NOTE Test and measurement can be conducted under fixing conditions recommended by the cell manufacturer.
4.2 Measuring instruments
4.2.1 Range of measuring devices
The instruments used shall enable the values of voltage and current to be measured. The
range of these instruments and measuring methods shall be chosen so as to ensure the
accuracy specified for each test.
For analogue instruments, this implies that the readings shall be taken in the last third of the
graduated scale.
Any other measuring instruments may be used provided they give an equivalent accuracy.
4.2.2 Voltage measurement
The resistance of the voltmeters used shall be at least 1 MΩ/V.
4.2.3 Current measurement
The entire assembly of ammeter, shunt and leads shall be of an accuracy class of 0,5 or
better.
4.2.4 Temperature measurements
The cell temperature shall be measured by use of a surface temperature measuring device
capable of an equivalent scale definition and accuracy of calibration as specified in 4.2.1. The
temperature should be measured at a location which most closely reflects the cell or cell block
temperature. The temperature may be measured at additional appropriate locations, if
necessary.
– 10 – IEC 62660-2:2018 RLV © IEC 2018
The examples for temperature measurement are shown in Figure 1. The instructions for
temperature measurement specified by the cell manufacturer shall be followed.

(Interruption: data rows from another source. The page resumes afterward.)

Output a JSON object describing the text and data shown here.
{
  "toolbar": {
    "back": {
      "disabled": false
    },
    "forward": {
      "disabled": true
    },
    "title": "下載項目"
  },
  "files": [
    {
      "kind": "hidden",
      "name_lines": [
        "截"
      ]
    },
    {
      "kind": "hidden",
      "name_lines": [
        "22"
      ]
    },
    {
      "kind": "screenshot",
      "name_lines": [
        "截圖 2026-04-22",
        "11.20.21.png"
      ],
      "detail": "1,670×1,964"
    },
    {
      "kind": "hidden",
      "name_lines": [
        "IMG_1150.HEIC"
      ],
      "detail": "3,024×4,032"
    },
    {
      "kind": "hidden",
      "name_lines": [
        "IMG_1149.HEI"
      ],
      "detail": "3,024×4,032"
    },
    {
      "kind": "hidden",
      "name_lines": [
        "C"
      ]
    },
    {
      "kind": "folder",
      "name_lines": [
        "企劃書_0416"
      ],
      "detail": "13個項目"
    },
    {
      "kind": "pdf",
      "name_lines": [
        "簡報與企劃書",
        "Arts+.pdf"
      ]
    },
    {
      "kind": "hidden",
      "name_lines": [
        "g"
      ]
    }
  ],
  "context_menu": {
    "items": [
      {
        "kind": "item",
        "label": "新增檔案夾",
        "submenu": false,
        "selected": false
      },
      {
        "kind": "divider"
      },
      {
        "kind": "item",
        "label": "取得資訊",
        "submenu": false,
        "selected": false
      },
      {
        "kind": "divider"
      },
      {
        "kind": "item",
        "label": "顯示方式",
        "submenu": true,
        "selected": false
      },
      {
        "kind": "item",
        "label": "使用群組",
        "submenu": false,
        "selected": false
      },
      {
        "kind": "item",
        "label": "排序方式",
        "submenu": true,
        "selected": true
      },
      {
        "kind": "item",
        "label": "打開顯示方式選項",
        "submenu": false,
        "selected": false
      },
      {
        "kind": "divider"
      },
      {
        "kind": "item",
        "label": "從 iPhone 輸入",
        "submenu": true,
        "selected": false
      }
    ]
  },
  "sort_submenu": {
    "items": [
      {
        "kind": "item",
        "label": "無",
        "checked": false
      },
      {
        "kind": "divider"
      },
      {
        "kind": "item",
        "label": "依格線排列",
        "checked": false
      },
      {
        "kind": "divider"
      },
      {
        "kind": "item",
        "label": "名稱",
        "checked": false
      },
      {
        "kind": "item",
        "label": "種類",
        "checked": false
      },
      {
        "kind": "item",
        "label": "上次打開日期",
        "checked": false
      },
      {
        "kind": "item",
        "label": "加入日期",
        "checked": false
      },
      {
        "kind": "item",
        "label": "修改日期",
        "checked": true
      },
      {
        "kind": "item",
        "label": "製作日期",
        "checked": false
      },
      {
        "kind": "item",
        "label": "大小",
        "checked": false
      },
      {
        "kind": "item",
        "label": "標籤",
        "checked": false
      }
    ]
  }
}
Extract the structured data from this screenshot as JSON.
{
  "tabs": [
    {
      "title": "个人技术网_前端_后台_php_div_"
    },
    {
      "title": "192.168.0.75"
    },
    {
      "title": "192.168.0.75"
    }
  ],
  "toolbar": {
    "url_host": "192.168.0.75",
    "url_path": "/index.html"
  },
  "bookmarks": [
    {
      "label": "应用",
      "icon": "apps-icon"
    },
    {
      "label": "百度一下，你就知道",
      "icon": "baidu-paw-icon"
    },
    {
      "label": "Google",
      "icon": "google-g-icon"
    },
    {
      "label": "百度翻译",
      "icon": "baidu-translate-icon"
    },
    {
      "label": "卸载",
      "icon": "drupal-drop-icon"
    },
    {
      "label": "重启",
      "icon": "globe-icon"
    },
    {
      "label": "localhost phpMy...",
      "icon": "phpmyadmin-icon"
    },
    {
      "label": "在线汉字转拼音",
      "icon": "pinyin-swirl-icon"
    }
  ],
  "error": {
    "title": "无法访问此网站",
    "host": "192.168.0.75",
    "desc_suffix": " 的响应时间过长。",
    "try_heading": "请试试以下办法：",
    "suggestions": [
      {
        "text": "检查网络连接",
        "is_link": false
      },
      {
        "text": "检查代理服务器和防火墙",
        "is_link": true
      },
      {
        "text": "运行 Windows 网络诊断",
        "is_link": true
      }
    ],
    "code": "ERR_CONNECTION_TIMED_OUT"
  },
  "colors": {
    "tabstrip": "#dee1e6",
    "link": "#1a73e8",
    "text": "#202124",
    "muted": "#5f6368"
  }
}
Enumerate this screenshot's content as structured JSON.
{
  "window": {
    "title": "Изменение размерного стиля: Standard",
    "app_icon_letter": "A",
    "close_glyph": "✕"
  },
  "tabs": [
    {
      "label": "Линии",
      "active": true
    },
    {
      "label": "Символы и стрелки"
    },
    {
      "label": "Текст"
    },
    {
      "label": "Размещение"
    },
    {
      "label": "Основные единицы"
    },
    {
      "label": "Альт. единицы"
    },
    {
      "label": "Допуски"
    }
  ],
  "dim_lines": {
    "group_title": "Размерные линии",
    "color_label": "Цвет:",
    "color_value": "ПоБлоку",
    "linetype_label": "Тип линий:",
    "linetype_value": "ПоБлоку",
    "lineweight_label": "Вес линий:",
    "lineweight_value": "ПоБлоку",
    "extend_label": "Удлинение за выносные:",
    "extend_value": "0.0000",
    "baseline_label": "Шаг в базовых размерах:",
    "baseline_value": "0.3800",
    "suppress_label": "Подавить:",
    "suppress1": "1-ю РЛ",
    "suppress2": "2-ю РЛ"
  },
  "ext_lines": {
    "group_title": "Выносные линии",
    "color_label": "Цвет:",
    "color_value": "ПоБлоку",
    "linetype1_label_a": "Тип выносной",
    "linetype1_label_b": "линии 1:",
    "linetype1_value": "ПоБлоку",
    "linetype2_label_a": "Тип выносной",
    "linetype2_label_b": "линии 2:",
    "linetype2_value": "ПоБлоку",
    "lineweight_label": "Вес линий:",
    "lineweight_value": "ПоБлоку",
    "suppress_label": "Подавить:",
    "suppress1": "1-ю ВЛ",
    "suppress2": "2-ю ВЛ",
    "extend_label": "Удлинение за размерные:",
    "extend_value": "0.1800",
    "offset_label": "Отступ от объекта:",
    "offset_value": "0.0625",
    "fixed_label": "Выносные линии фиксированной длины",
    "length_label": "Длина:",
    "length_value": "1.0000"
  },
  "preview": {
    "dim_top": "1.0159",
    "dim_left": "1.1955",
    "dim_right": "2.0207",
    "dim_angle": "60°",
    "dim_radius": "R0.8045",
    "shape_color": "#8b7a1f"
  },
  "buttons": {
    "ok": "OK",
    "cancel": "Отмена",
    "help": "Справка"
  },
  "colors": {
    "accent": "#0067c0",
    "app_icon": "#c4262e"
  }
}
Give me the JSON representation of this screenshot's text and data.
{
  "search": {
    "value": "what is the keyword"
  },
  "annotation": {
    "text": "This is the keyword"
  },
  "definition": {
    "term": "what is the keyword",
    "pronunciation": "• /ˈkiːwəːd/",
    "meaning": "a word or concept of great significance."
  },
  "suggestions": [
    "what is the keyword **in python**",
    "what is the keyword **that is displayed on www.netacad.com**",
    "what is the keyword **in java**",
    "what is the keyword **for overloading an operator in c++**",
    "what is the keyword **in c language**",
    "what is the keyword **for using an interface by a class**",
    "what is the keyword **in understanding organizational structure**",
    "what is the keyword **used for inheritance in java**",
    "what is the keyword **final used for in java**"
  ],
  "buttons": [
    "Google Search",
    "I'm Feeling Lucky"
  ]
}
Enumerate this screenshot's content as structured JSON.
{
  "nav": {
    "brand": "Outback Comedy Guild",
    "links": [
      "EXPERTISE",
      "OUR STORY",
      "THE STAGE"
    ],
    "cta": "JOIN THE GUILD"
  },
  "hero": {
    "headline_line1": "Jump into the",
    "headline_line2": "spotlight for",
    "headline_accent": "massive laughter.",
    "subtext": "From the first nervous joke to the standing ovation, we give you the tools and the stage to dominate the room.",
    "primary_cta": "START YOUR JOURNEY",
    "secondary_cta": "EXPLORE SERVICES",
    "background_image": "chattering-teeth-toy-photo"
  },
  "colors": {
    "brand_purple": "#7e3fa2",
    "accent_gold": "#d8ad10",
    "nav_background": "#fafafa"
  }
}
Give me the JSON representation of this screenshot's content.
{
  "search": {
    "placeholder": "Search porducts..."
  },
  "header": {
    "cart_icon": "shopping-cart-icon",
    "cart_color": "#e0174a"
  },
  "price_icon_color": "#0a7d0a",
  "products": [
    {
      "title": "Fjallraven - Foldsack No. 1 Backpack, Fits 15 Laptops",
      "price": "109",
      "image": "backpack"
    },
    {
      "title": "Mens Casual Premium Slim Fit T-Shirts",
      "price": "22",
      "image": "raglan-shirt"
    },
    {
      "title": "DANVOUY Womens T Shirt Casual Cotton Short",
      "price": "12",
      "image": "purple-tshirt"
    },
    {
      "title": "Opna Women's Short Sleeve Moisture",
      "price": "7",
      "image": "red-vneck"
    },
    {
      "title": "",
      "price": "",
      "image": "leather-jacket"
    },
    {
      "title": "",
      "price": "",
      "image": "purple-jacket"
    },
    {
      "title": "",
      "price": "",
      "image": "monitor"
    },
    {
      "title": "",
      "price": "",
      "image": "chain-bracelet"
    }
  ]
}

Prismatic or flat cell Cylindrical cell
Temperature measuring device
Cell
Cell Cell
Insulating material
IEC
Figure 1 – Example of temperature measurement of cell
4.2.5 Other measurements
Other values including capacity and power may be measured by use of a measuring device,
provided that it complies with 4.3.
4.3 Tolerance
The overall accuracy of controlled or measured values, relative to the specified or actual
values, shall be within the following tolerances:
a) ± 0,1 % for voltage;
b) ± 1 % for current;
c) ± 2 K for temperature;
d) ± 0,1 % for time;
e) ± 0,1 % for mass;
f) ± 0,1 % for dimensions.
These tolerances comprise the combined accuracy of the measuring instruments, the
measurement technique used, and all other sources of error in the test procedure.
4.4 Test temperature
If not otherwise defined, before each test the cell shall be stabilized at the test temperature
for a minimum of 12 h. This period can be reduced if thermal stabilization is reached. Thermal
stabilization is considered to be reached if after one interval of 1 h, the change of cell
temperature is lower than 1 K.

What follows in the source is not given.